If predictions of an impending Twitterstorm are correct, the official release of Final Cut Pro X could come as early as tomorrow. Before the deluge, why not sit back and reflect on where it all began?

This video promo for Final Cut’s very first version, in all its blurry, pixelated glory, reminds us just how far FCP technology, and tech promos in general, have come. Back in 1999, after Apple purchased Final Cut from Macromedia, the video landscape included peaks dotted by Avid and Media 100, DV was a hot term, and white-and-teal G3 towers and bulbous Macs were just part of the scenery.
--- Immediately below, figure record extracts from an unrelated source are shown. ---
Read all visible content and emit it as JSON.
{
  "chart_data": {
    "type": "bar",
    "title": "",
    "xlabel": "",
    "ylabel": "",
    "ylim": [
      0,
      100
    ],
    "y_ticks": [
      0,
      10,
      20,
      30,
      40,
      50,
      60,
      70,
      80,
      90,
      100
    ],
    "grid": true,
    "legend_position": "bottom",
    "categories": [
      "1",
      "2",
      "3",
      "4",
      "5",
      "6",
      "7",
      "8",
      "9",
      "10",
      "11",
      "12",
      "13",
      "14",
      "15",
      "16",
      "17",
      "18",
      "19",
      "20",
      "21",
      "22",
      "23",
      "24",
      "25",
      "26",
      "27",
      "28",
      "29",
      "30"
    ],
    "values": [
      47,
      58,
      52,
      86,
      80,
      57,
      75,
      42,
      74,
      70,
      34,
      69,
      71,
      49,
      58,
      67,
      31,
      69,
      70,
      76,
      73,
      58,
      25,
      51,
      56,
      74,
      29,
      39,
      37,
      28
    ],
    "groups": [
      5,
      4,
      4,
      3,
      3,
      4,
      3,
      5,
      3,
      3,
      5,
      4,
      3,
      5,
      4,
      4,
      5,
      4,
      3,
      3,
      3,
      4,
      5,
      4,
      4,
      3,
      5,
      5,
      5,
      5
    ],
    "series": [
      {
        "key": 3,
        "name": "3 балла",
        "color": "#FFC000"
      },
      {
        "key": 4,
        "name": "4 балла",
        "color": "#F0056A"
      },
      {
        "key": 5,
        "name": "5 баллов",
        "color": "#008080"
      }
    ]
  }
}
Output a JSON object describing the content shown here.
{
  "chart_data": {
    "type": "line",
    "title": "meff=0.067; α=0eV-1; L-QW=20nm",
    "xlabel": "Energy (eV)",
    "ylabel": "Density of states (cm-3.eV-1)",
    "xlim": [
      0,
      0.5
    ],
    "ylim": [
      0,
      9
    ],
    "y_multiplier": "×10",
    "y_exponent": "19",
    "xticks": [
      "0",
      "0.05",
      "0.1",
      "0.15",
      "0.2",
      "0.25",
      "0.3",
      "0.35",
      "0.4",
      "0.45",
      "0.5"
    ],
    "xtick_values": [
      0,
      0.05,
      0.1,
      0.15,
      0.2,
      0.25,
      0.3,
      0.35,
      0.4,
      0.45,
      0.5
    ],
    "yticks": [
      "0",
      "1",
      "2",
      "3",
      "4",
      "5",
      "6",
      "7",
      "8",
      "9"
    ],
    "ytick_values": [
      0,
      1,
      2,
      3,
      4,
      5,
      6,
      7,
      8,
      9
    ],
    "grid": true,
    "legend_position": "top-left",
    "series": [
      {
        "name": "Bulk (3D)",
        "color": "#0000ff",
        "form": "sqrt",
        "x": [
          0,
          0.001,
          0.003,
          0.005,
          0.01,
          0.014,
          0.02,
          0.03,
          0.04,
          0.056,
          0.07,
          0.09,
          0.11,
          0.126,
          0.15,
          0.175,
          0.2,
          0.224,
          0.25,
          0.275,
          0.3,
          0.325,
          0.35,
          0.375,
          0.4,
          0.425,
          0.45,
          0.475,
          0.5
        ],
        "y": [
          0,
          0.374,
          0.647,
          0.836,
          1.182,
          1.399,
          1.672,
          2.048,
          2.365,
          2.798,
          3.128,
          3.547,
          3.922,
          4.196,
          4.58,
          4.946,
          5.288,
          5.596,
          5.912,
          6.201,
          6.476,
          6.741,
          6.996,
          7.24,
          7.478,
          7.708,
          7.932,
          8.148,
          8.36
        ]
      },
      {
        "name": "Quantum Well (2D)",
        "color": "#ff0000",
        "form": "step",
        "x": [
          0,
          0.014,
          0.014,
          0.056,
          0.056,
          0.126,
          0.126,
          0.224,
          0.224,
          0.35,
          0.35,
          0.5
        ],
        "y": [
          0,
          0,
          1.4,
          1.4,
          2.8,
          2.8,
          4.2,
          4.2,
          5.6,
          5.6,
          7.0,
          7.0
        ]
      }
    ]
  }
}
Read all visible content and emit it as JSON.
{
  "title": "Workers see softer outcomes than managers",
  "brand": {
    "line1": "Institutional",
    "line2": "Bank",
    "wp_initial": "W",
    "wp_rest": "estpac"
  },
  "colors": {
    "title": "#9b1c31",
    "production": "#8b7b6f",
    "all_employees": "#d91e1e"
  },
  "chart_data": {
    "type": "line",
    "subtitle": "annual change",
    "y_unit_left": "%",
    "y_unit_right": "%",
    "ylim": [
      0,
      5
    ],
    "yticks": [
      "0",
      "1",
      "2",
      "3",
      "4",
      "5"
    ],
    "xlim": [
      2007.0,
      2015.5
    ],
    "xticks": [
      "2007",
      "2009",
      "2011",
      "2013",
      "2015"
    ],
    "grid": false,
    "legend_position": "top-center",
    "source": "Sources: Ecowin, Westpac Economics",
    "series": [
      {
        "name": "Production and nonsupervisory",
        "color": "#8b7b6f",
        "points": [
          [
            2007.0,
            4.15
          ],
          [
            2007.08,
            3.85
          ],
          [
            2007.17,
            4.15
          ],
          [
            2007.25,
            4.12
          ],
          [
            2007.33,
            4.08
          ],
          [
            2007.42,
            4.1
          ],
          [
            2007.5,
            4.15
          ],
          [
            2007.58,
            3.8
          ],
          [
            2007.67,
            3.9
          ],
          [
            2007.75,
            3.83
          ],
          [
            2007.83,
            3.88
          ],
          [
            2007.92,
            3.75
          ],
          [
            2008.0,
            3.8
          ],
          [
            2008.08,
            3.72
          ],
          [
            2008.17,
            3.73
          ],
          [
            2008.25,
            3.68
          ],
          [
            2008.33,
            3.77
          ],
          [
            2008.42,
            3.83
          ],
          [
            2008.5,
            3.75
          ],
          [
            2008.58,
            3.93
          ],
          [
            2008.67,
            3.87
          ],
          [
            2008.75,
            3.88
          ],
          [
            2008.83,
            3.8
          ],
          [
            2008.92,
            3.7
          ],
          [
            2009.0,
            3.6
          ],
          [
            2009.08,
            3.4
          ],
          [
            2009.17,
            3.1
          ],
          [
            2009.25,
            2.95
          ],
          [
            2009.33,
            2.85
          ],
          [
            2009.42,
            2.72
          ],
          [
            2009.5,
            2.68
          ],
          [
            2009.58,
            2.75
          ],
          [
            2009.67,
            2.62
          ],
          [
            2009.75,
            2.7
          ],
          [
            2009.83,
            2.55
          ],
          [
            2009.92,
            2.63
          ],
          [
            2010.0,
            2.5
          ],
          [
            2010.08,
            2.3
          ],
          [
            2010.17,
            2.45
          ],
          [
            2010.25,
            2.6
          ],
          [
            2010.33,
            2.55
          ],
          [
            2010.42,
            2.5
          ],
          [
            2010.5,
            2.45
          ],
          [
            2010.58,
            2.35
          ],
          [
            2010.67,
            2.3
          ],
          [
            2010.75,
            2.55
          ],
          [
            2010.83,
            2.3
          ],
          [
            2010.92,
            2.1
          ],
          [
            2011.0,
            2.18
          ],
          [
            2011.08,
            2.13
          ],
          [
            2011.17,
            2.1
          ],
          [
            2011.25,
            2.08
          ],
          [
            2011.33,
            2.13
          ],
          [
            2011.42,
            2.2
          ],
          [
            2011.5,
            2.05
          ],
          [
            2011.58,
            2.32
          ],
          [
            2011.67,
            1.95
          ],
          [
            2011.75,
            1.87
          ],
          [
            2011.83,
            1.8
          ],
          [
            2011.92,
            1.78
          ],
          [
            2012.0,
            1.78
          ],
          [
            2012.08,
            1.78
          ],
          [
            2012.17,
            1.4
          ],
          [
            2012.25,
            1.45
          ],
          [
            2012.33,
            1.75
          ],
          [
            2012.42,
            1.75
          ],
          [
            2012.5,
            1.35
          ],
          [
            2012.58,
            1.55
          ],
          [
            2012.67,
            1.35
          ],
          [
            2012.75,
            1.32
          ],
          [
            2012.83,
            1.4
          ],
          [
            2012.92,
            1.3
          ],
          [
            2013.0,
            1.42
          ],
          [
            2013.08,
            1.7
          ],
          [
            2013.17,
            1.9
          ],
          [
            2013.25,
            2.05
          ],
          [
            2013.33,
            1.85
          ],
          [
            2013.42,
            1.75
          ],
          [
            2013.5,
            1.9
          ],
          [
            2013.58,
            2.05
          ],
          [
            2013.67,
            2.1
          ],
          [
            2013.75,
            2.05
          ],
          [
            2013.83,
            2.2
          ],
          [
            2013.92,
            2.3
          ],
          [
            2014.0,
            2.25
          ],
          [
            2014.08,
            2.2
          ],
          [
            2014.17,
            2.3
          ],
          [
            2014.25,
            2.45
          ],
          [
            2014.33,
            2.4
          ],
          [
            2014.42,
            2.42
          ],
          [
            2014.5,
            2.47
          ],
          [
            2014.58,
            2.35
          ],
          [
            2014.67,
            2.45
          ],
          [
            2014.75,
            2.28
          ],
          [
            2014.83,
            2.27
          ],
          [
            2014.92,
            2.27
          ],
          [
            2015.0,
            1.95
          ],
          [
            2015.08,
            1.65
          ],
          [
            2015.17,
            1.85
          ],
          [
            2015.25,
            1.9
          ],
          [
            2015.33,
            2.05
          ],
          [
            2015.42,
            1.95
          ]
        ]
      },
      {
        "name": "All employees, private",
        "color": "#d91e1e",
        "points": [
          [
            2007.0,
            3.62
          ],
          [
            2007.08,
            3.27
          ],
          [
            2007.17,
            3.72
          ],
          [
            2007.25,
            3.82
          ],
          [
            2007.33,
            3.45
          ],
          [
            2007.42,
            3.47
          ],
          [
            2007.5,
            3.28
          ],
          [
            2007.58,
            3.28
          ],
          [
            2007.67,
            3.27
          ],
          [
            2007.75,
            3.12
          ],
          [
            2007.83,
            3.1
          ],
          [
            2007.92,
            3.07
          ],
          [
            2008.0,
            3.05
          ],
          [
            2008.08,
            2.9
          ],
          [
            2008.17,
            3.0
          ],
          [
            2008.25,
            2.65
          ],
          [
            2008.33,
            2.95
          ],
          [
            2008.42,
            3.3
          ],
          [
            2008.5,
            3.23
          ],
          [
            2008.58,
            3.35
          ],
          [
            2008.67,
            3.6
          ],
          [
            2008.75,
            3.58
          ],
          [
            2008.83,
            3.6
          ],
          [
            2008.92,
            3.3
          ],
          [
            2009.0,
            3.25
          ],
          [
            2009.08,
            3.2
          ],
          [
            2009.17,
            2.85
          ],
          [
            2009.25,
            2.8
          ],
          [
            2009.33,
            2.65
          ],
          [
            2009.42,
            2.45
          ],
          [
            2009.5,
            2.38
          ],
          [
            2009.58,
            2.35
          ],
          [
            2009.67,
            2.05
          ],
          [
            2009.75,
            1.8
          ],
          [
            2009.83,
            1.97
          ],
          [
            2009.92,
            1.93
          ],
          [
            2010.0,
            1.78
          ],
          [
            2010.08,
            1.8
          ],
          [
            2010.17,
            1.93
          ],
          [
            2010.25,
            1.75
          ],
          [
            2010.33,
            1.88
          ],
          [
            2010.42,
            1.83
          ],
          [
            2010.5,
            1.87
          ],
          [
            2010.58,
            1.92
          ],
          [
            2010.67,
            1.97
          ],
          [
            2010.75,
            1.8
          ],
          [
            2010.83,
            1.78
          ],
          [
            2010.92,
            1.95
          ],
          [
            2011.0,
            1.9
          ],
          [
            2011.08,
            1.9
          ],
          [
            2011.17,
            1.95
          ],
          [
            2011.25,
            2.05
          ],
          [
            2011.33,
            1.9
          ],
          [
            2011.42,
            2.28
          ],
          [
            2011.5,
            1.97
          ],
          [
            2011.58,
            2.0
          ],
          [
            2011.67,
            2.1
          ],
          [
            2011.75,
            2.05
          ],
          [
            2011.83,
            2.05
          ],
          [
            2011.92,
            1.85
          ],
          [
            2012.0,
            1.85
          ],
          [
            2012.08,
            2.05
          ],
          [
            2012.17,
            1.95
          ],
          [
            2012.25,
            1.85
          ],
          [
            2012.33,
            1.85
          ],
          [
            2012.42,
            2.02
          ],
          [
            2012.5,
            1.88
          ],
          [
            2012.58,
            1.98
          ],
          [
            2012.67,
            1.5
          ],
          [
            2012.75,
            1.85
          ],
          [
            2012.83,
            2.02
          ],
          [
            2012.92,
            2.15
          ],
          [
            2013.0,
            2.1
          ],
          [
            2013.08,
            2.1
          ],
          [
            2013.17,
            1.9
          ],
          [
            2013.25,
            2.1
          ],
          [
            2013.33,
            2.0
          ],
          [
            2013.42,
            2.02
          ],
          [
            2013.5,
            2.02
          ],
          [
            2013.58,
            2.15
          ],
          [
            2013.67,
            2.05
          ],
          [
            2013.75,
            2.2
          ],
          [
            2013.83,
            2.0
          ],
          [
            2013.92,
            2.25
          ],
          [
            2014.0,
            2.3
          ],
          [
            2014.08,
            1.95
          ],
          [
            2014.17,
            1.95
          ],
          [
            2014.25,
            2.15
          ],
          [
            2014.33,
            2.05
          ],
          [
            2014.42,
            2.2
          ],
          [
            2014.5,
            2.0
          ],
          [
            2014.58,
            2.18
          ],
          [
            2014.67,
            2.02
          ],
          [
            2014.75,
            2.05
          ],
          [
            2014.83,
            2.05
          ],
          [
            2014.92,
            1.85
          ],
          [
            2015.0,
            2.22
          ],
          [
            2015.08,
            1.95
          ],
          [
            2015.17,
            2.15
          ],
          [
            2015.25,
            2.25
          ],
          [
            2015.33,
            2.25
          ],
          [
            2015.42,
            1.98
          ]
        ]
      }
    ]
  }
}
The promo may not have the real-time immediacy or resolution that we’re used to now, but it is a terrific timepiece on the NLE’s origins and Apple’s early emphasis on user-friendly interfaces. Hear a much younger Randy Ubillos, who created the first three versions of Premiere for Adobe and went on to develop FCP’s precursor, KeyGrip, for Macromedia, talk about why the brand new Apple product could create “an explosion in the video market in the next few years.” That early pedigree has served Ubillos well at Apple. Today he’s the company’s Chief Architect for video applications and has gone on to democratize the FCP brand with the development of iMovie for computers, iPhone and iPad. Here he is last October, introduced by a frail-looking Steve Jobs, giving a demo of iMovie ’11:

In the original FCP demo, there’s also more than a passing reference to “workflow,” then still an emerging term. Now it’s the only way to talk about making media in a file-based universe.